Assam Chief Minister Tarun Gogoi is facing a rebellion of sorts from within his ruling Congress party with legislators seeking a reshuffle in the cabinet and dropping of "non-performing" ministers.
"A group of 27 legislators submitted a signed memorandum to the chief minister requesting him to effect a cabinet reshuffle by dropping inefficient ministers and inducting new faces," Raju Sahu, a Congress legislator representing the Chabua assembly constituency in eastern Assam, told IANS Thursday.
This is the first time in the past eight years that the chief minister is facing an open revolt.

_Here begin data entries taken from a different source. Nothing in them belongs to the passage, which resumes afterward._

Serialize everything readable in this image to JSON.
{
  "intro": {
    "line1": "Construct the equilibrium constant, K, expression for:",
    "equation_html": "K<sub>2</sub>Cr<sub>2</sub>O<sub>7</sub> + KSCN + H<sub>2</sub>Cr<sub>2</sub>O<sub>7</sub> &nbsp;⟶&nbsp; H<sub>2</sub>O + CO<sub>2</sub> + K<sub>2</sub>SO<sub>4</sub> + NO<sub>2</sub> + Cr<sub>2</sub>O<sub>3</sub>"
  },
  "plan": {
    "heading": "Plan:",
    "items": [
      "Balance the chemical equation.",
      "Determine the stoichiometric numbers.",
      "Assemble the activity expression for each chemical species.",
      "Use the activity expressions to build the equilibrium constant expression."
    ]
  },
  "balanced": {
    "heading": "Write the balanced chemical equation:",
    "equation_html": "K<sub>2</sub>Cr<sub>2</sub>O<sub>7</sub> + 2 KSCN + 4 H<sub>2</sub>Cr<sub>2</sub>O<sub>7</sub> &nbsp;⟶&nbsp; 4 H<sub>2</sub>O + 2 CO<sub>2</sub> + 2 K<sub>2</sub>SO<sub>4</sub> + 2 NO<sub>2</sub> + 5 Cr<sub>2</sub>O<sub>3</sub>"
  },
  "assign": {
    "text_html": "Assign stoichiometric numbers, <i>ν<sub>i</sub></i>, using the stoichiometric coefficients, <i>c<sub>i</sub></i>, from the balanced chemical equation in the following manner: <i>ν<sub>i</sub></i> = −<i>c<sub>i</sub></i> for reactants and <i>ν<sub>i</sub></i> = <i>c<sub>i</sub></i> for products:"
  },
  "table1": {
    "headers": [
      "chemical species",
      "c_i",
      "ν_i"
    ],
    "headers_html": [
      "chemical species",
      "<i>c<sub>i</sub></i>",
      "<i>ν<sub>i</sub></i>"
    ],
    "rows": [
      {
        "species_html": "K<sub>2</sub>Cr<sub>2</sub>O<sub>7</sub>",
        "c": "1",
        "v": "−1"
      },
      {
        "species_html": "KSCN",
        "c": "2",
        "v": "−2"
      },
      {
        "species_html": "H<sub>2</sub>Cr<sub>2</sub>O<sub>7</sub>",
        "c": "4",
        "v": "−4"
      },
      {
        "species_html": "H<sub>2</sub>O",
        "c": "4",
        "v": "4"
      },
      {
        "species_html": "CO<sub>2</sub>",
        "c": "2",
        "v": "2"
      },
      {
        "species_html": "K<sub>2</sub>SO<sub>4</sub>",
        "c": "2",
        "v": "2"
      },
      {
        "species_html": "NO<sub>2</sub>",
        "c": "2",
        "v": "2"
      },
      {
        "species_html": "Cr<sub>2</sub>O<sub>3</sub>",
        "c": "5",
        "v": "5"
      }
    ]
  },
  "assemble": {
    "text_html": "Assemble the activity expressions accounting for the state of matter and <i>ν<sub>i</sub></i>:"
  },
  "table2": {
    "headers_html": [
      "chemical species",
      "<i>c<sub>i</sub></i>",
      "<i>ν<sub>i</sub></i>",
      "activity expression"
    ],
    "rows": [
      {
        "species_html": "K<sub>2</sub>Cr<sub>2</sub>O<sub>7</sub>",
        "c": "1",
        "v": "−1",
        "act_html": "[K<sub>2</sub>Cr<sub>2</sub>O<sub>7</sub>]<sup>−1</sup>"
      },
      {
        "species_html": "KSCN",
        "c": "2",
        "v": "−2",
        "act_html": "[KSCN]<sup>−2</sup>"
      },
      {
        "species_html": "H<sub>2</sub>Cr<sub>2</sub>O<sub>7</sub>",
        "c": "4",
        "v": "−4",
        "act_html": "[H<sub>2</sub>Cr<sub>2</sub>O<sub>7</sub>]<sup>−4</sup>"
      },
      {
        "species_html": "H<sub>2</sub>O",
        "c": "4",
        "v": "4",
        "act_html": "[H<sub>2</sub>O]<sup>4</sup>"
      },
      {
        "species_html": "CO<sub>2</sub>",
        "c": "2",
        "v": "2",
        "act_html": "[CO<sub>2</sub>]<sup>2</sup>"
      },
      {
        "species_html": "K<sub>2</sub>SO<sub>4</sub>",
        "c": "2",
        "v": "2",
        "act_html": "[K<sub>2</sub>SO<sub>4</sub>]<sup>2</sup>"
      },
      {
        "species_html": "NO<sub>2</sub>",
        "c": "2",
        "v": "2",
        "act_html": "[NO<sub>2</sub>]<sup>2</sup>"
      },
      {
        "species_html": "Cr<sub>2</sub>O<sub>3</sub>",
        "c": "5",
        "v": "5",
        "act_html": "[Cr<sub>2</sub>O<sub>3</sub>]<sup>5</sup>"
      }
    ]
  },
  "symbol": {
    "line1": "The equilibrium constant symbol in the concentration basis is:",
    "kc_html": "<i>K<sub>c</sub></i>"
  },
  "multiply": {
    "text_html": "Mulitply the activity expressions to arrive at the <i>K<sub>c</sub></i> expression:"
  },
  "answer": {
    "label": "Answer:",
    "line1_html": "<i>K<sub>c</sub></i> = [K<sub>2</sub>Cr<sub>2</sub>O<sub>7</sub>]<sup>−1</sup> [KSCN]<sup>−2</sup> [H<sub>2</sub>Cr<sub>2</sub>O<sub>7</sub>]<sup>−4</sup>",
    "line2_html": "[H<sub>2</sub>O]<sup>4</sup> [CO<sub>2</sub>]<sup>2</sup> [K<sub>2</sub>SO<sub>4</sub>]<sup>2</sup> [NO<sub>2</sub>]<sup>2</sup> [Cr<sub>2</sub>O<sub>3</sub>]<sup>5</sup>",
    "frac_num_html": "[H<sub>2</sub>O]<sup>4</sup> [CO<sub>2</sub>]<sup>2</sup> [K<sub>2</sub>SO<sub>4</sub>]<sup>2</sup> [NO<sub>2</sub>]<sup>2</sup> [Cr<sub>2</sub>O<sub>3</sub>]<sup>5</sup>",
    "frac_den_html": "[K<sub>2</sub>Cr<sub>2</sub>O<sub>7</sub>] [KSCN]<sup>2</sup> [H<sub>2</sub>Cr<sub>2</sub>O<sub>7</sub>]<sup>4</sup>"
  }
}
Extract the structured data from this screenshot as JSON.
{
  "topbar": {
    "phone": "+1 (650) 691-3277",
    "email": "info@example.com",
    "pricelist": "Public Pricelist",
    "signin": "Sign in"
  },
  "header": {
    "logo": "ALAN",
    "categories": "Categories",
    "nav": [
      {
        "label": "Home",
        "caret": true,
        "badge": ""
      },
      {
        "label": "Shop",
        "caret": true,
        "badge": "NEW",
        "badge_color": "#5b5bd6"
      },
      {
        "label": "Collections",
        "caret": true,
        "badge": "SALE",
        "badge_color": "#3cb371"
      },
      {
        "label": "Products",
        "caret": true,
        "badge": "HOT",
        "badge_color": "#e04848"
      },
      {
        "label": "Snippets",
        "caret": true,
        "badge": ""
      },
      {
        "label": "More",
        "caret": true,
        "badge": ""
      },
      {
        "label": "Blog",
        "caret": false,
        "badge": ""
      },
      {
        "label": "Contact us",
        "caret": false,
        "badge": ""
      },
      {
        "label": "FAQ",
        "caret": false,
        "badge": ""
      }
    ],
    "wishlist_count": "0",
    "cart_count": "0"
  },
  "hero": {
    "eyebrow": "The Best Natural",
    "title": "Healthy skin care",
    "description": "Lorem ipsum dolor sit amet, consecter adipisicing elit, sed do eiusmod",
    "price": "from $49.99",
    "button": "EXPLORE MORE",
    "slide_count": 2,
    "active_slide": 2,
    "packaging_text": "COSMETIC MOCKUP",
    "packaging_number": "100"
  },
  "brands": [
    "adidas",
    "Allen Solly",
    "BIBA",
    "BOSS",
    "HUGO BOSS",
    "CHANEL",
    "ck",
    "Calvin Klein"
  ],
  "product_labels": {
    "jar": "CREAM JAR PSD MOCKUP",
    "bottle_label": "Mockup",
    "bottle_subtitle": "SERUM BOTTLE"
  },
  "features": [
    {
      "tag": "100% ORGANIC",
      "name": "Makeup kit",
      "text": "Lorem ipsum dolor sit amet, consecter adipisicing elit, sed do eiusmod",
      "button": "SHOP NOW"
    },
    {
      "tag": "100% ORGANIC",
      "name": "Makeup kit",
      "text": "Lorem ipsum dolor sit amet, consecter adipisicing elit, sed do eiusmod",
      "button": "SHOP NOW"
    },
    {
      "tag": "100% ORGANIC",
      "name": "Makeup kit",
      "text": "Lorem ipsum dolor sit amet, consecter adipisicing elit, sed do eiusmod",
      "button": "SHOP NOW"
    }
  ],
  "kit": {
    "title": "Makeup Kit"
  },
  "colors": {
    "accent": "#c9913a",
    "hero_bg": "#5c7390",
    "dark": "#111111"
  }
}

Gogoi has been heading the state government since 2001.
"If we are to win the 2011 assembly elections for the third term then it is a must for the chief minister to have a very good team with him and hence the need to reshuffle the cabinet," Sahu said.

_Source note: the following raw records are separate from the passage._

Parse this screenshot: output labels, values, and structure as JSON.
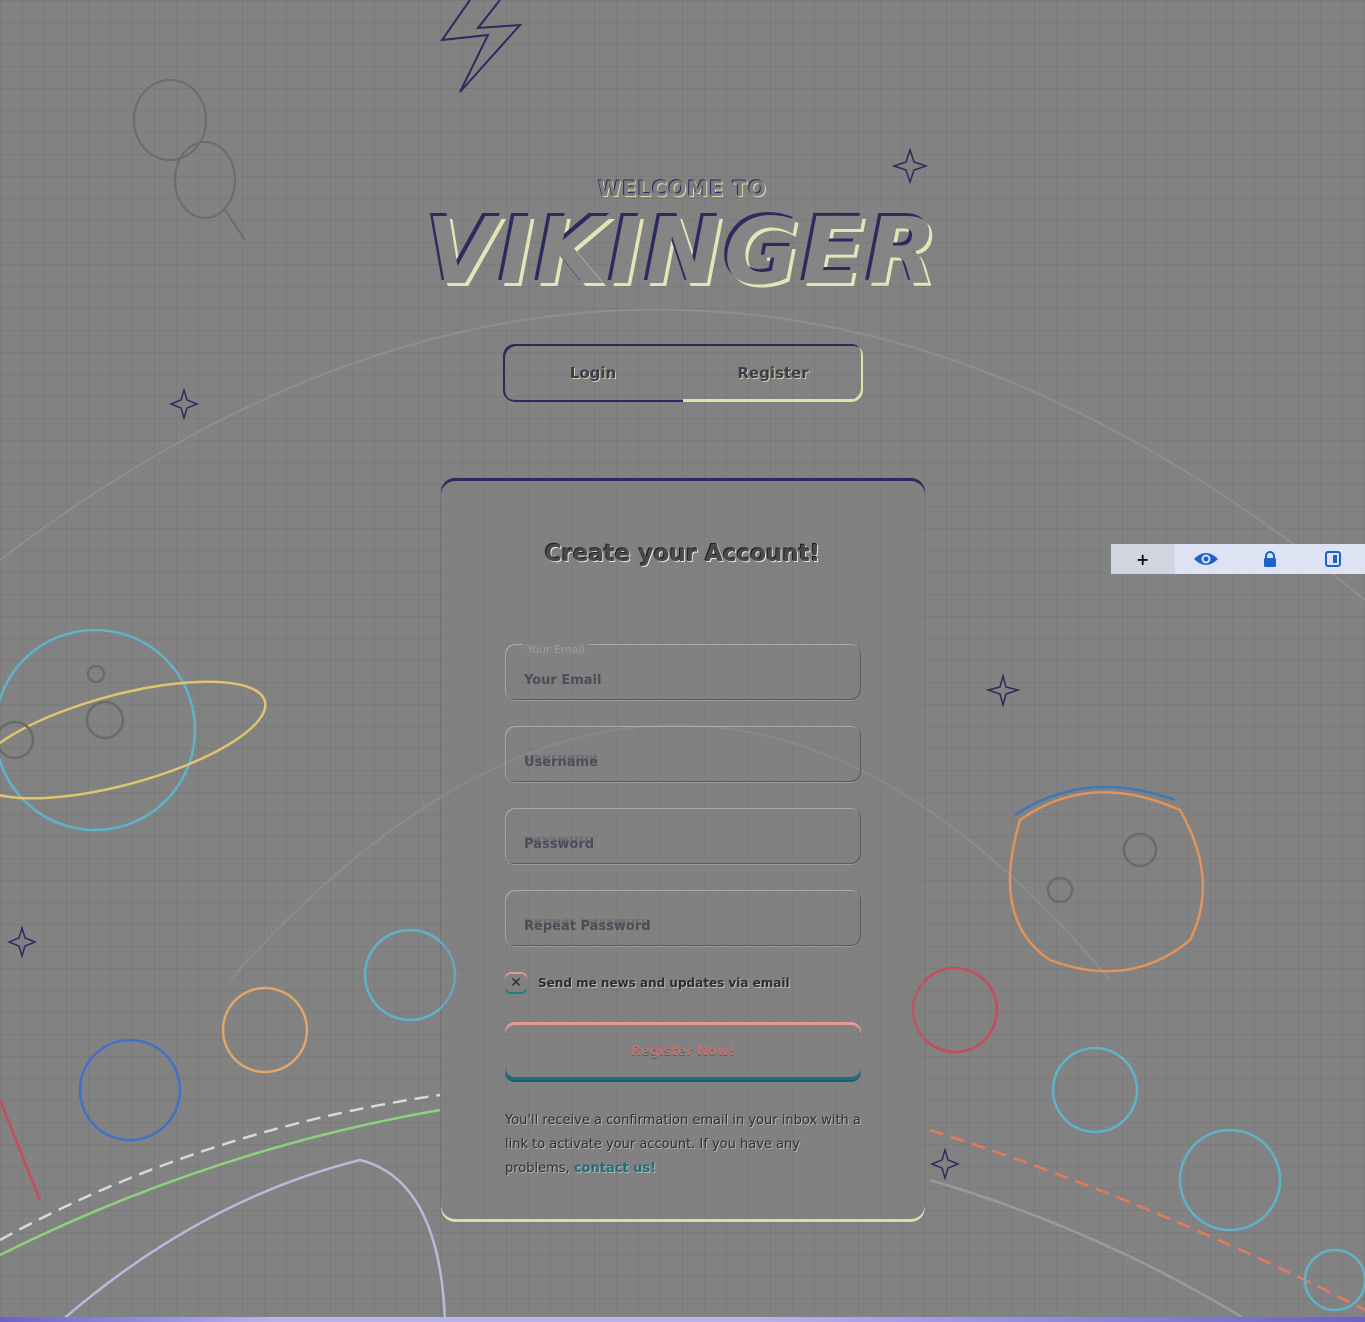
{
  "header": {
    "welcome": "WELCOME TO",
    "logo": "VIKINGER"
  },
  "tabs": [
    {
      "label": "Login"
    },
    {
      "label": "Register"
    }
  ],
  "form": {
    "title": "Create your Account!",
    "email": {
      "label": "Your Email",
      "placeholder": "Your Email"
    },
    "username": {
      "placeholder": "Username"
    },
    "password": {
      "placeholder": "Password"
    },
    "repeat_password": {
      "placeholder": "Repeat Password"
    },
    "newsletter": {
      "label": "Send me news and updates via email",
      "checked": true
    },
    "submit_label": "Register Now!",
    "note_text": "You'll receive a confirmation email in your inbox with a link to activate your account. If you have any problems,",
    "note_link": "contact us!"
  },
  "toolbar": {
    "plus": "+",
    "icons": [
      "eye-icon",
      "lock-icon",
      "panel-icon"
    ]
  }
}
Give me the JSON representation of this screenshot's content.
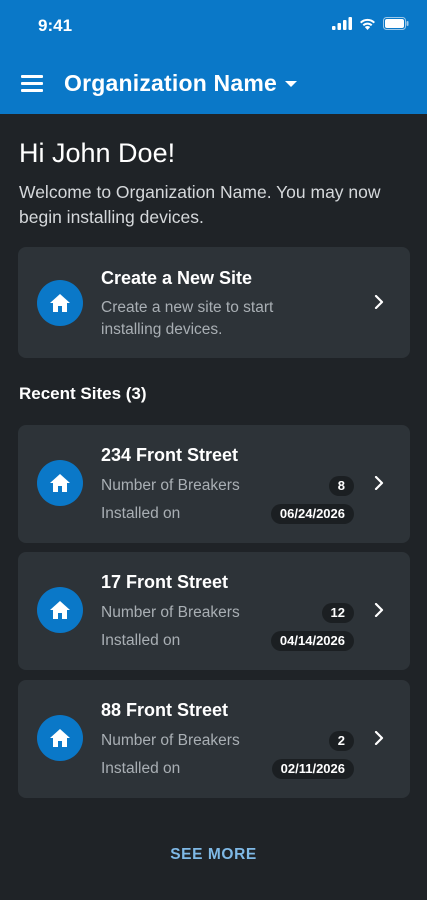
{
  "status_bar": {
    "time": "9:41"
  },
  "header": {
    "org_name": "Organization Name"
  },
  "greeting": "Hi John Doe!",
  "welcome": "Welcome to Organization Name. You may now begin installing devices.",
  "create_site": {
    "title": "Create a New Site",
    "subtitle": "Create a new site to start installing devices."
  },
  "recent": {
    "title": "Recent Sites (3)",
    "sites": [
      {
        "name": "234 Front Street",
        "breakers_label": "Number of Breakers",
        "breakers": "8",
        "installed_label": "Installed on",
        "date": "06/24/2026"
      },
      {
        "name": "17 Front Street",
        "breakers_label": "Number of Breakers",
        "breakers": "12",
        "installed_label": "Installed on",
        "date": "04/14/2026"
      },
      {
        "name": "88 Front Street",
        "breakers_label": "Number of Breakers",
        "breakers": "2",
        "installed_label": "Installed on",
        "date": "02/11/2026"
      }
    ]
  },
  "see_more": "SEE MORE",
  "colors": {
    "primary": "#0a78c8",
    "background": "#1f2327",
    "card": "#2d3338",
    "link": "#7fb9e6"
  }
}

Murmurs of dissent were palpable with other legislators too joining the revolt bandwagon.
"Those ministers who were not able to deliver the goods should be dropped and new faces inducted. I am the legislator from the prestigious Guwahati East constituency and still I am not a minister, nor do I have any power," said Robin Bordoloi.
There is a lobby stepping up its ante against the chief minister, the coterie becoming more vocal after the Congress won just seven of the 14 seats in the recently concluded parliamentary elections. The party had won nine seats in the 2004 Lok Sabha polls.
"This is not a demand but yes there is a feeling for a reshuffle. We are a democratic party and these are our internal matters," said another Congress legislator Bhupen Bora.
The chief minister admitted there was a demand from within the party legislators for a reshuffle.
"It is true there is a demand for a reshuffle. I never said there would be no reshuffle in the cabinet, although right now we have not decided anything on this," Gogoi said.
Considering the belligerent mood of the legislators, the chief minister might axe at least two to three ministers and induct a couple of new faces to stem any further dissidence in the party.